Cabe ressaltar em primeira instância que as respostas demonstram claramente a importância da mamona na renda desses agricultores, já que a maioria dos entrevistados a considera como o único produto orientado exclusivamente para a comercialização e apoio financeiro da família. Entretanto, são diversos os problemas mencionados como obstáculos pelos entrevistados para que a mamona cumpra o papel sócio-ambiental que poderia cumprir no semi-árido sendo matéria prima para a produção de tantos derivados, incluindo o biocombustível. Nesse sentido, a opinião mais representativa dos entrevistados considera como principal problema a instabilidade dos preços e por esse motivo ocorre um desestímulo periódico para plantar mamona. Esse fato é comprovado hoje pela escassez atual do produto no mercado nacional.

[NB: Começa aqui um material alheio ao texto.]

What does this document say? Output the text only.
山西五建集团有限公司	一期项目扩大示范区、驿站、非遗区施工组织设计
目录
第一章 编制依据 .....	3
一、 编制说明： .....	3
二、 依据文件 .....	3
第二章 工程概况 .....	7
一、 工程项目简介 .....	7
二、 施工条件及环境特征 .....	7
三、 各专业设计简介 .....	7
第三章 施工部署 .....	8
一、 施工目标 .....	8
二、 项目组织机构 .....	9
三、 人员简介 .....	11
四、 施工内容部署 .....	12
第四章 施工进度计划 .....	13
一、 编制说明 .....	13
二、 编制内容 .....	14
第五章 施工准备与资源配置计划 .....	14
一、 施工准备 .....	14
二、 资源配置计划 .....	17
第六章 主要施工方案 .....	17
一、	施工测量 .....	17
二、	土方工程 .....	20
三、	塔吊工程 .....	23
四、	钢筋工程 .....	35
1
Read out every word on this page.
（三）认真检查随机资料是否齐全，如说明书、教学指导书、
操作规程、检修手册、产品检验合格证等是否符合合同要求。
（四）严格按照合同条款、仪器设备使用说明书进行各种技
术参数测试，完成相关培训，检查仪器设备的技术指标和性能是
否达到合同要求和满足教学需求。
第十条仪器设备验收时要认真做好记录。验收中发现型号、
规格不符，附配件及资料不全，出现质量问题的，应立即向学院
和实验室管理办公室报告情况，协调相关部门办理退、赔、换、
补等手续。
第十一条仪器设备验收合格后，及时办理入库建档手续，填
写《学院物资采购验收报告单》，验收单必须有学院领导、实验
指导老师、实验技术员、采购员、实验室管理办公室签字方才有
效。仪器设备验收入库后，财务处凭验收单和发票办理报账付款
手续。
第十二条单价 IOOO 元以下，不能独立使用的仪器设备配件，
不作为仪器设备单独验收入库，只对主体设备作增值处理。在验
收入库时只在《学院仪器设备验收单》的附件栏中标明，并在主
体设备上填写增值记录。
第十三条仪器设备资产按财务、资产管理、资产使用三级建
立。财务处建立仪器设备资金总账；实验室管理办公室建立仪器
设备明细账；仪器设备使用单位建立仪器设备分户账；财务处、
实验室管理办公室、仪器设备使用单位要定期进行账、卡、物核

Uma pesquisa complementar sobre o comportamento dos preços da mamona foi realizado junto a um importante comprador ou atravessador na região e, segundo ele, no período de existência do Real desde 1994, a variação dos preços de compra por ele oferecidos por um quilo de mamona foi desde um mínimo de R$ 0,16 (centavos de real) até um máximo de R$ 1.50 (um real e cinqüenta centavos). Essa variação de 937% ou de quase 10 vezes o valor de um quilo, mostra com evidência as dificuldades e o desestímulo que podem experimentar os agricultores familiares. No momento da pesquisa, em dezembro de 2007, o quilo de mamona estava sendo pago na região a R$ 1.00, nos meses anteriores estava a R$ 1.30. A perspectiva é que os agricultores continuem plantando e a tendência do preço continue a baixa.

Nesta recorrente situação de preços instáveis, que traz como conseqüência dificuldades periódicas para os agricultores e uma oferta incerta da matéria prima, parece razoável refletir sobre uma política de estabilização mediante a garantia de um preço socialmente justo. Talvez se pudesse pensar num novo programa de “Bolsa Trabalho” ou de “Bolsa Produção” para incentivar a agricultura familiar, nos moldes do programa da “Bolsa Família” e, por meio do qual, os agricultores mais pobres pudessem receber um subsídio para garantir um preço estável de compra e a produção permanente da mamona. Um programa desse tipo não teria o caráter de um subsídio assistencialista, na medida em que se estaria estimulando o trabalho e a produção.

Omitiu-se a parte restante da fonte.